François Morellet
Werke 1952 – 1971

30.11.2014 - 17.05.2015

Dreiecke und Quadrate, Linien und Striche, Kreisbögen und Gitterraster – Geometrie pur wohin man schaut, konkret-konstruktive Kunst par excellence.
Die aktuelle Ausstellung in der Stiftung für konkrete Kunst zeigt Werke des französischen Künstlers François Morellet (*1926) aus den Jahren 1952 bis 1971. Und dies nicht im heiligen White Cube, sondern in einer Black Box.

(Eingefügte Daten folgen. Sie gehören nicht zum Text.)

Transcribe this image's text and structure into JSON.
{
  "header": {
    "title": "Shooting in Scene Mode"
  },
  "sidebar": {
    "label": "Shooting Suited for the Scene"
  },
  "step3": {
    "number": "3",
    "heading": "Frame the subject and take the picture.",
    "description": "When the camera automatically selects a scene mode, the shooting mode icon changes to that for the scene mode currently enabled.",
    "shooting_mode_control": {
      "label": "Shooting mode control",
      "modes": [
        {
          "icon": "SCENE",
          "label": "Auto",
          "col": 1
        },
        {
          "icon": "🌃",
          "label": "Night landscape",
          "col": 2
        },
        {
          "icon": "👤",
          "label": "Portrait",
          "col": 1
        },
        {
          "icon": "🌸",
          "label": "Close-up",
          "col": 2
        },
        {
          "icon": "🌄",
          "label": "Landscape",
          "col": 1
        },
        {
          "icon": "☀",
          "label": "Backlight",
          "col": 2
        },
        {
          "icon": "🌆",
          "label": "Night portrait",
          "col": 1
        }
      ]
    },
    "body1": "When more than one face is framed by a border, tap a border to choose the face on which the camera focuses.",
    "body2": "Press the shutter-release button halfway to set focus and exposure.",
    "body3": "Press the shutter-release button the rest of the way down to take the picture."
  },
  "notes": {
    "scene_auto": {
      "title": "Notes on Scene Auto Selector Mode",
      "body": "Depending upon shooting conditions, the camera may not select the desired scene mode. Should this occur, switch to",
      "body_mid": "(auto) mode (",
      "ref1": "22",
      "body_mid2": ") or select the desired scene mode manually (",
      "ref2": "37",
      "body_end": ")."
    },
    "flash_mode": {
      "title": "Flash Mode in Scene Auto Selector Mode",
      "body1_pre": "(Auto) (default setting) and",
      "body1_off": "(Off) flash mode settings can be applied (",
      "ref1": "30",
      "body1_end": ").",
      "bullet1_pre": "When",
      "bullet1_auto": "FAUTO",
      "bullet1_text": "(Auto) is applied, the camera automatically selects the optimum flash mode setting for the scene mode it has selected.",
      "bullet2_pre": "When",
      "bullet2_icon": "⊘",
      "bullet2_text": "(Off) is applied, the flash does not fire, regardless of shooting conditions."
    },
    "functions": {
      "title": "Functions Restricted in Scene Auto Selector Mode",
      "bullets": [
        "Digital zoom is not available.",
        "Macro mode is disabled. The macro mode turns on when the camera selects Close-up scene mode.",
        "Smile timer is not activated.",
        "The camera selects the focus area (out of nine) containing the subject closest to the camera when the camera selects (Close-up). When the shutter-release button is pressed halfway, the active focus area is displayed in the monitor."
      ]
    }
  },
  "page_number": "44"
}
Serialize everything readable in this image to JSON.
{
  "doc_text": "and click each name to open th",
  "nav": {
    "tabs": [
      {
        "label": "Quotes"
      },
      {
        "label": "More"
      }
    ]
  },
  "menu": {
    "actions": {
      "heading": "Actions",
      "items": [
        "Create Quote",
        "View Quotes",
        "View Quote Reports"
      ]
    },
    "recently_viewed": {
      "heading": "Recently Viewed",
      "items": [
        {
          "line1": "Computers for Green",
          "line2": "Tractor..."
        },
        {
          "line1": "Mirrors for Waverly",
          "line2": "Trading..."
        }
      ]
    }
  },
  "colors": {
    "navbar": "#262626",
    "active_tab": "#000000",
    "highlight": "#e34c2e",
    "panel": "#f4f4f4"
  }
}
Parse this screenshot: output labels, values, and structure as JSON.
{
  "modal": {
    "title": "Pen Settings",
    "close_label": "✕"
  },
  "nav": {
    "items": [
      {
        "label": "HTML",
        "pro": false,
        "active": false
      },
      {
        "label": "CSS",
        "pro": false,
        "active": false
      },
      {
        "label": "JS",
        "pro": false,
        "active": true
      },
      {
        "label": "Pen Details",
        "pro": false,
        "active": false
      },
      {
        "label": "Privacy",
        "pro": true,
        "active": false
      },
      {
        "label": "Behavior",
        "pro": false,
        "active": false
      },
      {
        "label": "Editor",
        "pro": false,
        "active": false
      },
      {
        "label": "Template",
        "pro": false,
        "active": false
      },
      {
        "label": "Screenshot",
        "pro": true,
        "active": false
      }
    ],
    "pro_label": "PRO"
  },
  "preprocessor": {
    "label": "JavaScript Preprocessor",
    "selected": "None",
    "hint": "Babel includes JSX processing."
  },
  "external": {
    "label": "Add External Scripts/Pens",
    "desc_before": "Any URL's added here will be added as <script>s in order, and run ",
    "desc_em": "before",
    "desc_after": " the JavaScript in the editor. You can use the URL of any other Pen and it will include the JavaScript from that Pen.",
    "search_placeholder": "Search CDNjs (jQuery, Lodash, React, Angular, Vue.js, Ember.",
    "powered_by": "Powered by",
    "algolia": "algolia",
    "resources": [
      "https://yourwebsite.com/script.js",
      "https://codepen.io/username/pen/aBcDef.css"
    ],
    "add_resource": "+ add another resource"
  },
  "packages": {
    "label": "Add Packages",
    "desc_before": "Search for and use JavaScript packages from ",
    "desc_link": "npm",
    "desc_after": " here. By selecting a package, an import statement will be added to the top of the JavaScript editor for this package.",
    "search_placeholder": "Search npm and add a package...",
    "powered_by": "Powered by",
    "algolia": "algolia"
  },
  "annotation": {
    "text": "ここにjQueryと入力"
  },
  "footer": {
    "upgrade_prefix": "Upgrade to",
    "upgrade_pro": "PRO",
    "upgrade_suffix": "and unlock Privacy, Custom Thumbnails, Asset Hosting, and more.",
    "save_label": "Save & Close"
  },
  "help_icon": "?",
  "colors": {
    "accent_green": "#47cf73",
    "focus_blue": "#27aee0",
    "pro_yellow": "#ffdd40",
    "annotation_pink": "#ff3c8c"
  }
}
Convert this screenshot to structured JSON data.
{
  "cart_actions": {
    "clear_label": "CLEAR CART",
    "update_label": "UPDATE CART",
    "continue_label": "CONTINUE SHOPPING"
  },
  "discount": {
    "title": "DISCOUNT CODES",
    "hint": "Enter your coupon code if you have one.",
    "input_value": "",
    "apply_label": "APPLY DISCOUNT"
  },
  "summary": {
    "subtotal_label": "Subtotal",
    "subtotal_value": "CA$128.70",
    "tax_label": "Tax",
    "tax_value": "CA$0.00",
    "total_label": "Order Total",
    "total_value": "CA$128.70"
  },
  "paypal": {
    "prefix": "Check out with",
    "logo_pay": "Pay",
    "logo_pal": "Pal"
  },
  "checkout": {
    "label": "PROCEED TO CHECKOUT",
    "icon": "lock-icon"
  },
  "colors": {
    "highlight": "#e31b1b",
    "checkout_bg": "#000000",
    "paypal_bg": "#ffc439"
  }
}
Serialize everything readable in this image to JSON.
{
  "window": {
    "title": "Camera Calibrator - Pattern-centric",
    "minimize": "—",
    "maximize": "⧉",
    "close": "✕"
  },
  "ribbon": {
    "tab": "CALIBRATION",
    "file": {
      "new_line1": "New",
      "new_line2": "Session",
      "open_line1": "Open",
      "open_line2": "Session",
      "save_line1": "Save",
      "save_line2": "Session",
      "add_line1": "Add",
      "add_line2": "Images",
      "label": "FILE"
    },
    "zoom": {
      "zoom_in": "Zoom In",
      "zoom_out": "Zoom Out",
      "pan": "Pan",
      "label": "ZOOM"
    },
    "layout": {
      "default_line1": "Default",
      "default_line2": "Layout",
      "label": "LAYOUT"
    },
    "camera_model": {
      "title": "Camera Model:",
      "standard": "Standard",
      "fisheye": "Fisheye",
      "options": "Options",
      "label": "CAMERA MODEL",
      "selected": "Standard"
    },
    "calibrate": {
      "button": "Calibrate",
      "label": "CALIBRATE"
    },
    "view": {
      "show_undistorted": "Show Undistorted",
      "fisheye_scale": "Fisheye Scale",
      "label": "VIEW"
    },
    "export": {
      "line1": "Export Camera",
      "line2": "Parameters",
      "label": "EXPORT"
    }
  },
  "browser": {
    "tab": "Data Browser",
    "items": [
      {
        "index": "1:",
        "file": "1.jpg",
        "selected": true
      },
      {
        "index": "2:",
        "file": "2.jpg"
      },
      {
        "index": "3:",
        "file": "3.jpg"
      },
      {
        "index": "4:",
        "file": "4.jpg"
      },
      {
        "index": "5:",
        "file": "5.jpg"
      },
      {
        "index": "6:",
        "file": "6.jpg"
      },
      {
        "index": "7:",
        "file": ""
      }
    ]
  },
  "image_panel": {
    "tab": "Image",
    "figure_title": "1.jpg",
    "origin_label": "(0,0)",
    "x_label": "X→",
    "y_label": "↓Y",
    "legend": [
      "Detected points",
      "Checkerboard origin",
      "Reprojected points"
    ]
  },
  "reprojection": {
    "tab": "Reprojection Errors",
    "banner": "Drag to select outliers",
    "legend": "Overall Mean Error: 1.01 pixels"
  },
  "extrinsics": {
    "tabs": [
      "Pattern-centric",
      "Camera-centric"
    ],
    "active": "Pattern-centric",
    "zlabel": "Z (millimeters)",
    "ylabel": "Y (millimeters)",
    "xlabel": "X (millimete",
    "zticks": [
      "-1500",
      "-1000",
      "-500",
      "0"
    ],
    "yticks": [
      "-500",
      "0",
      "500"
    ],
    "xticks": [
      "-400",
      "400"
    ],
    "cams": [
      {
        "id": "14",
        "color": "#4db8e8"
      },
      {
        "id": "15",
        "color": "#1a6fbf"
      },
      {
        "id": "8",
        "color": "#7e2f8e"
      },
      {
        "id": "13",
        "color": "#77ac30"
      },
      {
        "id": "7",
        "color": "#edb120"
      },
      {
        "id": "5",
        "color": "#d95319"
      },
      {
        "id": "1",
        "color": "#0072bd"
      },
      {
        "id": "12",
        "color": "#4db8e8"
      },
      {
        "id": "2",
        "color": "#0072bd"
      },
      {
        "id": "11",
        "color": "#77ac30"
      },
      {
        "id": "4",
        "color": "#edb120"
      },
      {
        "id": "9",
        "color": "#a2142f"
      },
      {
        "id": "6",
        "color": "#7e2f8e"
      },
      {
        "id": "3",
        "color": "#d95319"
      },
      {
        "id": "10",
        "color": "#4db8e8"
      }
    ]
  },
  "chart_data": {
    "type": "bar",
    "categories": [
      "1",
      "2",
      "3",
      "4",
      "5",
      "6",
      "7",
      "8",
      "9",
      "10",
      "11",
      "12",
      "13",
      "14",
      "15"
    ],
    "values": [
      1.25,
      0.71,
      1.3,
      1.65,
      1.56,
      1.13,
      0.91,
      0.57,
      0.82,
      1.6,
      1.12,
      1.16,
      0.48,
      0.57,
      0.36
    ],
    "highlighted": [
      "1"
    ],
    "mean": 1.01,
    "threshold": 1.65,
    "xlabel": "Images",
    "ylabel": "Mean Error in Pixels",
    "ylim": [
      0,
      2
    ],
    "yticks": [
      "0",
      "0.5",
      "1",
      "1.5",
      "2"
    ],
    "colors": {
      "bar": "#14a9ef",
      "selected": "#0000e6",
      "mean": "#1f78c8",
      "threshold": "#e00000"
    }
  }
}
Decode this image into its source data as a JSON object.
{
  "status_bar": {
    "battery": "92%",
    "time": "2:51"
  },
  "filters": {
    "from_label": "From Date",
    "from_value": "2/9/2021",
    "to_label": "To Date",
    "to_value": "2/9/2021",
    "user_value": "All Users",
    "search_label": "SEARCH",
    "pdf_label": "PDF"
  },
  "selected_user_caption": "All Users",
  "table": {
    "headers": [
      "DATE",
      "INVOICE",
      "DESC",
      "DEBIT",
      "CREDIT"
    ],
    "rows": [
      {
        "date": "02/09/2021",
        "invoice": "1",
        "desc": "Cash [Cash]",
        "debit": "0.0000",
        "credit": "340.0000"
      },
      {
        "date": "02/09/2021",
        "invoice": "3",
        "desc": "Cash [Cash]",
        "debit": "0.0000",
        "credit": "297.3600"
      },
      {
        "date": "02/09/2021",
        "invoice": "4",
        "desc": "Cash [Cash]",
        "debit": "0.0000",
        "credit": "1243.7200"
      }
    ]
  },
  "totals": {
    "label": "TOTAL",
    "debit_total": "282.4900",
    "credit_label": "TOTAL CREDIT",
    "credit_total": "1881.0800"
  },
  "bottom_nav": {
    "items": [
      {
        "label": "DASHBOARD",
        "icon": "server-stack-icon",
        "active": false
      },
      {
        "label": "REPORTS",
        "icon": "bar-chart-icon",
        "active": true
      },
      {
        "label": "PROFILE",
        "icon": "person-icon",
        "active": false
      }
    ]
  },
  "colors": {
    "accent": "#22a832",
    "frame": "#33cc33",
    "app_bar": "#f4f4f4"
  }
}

Wichtige, sein Werk prägende Ereignisse und Begegnungen dieser Anfangsjahre hat der 'Autodidakt' Morellet immer wieder selbst benannt:
1950 ein Aufenthalt in Brasilien, wo er erstmals Werke der 'mathematischen' Kunst sieht.
1952 ein Besuch der Alhambra.
1954 die erste persönliche Begegnung mit Max Bill, einem der wichtigsten Verteter der konkreten Kunst.
1960 die Gründung der Groupe de Recherche d'Art Visuel (GRAV) in Paris und im selben Jahr der Zusammenschluß der Künstlergruppe Nouvelle Tendance in Zagreb.

Nicht ohne Grund wurde diese Zeitspanne, das Frühwerk des Künstlers, für die Ausstellung ausgewählt, denn in dieser Werkphase erstellt Morellet sein gesamtes Repertoire, entwickelt er bereits alle Formen und Systeme, auf die er bis heute in immer wieder neuen Variationen und Materialien zurückgreift.
Ein zweiter Grund ist, dass sich hier in Reutlingen, in der Sammlung Manfred Wandel, in Obhut der Stiftung für konkrete Kunst, die weltweit größte Sammlung dieser frühen, programmatischen Werke von François Morellet befindet.

Unter der mittlerweile fast unüberschaubaren Menge an Publikationen über und von François Morellet nimmt der 1977 erschienene Ausstellungskatalog (Berlin/Baden-Baden/Paris) eine bemerkenswerte Sonderstellung ein. Denn hier nimmt Morellet erstmals unter dem Titel Die Ordnung der Arbeiten eine bis heute gültige Einteilung seiner Werke in "5 große System-Familien" vor:
Aneinanderreihung / Überlagerung / Zufall / Interferenzen / Fragmentierung.

Das besondere der Reutlinger Ausstellung ist nun, dass in einem einzigen Raum zu jedem dieser Systeme ein oder mehrere Beispiele zu sehen sind. Und zudem hängen hier nicht irgendwelche Arbeiten, sondern viele von ihnen sind Bilder mit dem Status des 'zum ersten Mal'.

Das Prinzip der Aneinanderreihung Lignes grises et noires oder Peinture (1952), das Prinzip Überlagerung 2 trames de lignes parallèles (1952) oder Trames 0° - 45° - 22,5° (1959), die ersten Zufallsbilder 4 répartitions aléatoires de 2 carrés suivant les chiffres 31-41-59-26- 53-58-97-93 (1958) und Réaction avec le noir et le blanc d'une couleur tirée au hasard (d'après le nombre pi) (1958), erste Interferenzen 5 groupes de lignes parallèles -1°-2°, 0°, +1°+2° (1971) und eines der berühmtesten Bilder des Künstlers, die erste Fragmentierung Arc de cercle brisé (1954).
Ganz gleich, wo auf der Welt eine wichtige Morellet-Ausstellung stattfindet, ob in Philadelphia, New York, Sydney, London, Grenoble, Paris, Berlin, Zürich oder Bern, der zerbrochene Kreisbogen muss auf Wunsch des Künstlers dabei sein und ist somit das am weitest gereiste Bild der Sammlung.

Im Vergleich mit den beiden großen Übersichtsausstellungen von François Morellet 1991 und 2003 in der Stiftung für konkrete Kunst, ist diese 'kleine' Ausstellung vielleicht die wichtigste, denn ihr Konzept und ihre Exponate sind absolut deckungsgleich mit dem Motto des Künstlers "wie man mit möglichst wenig auskommt".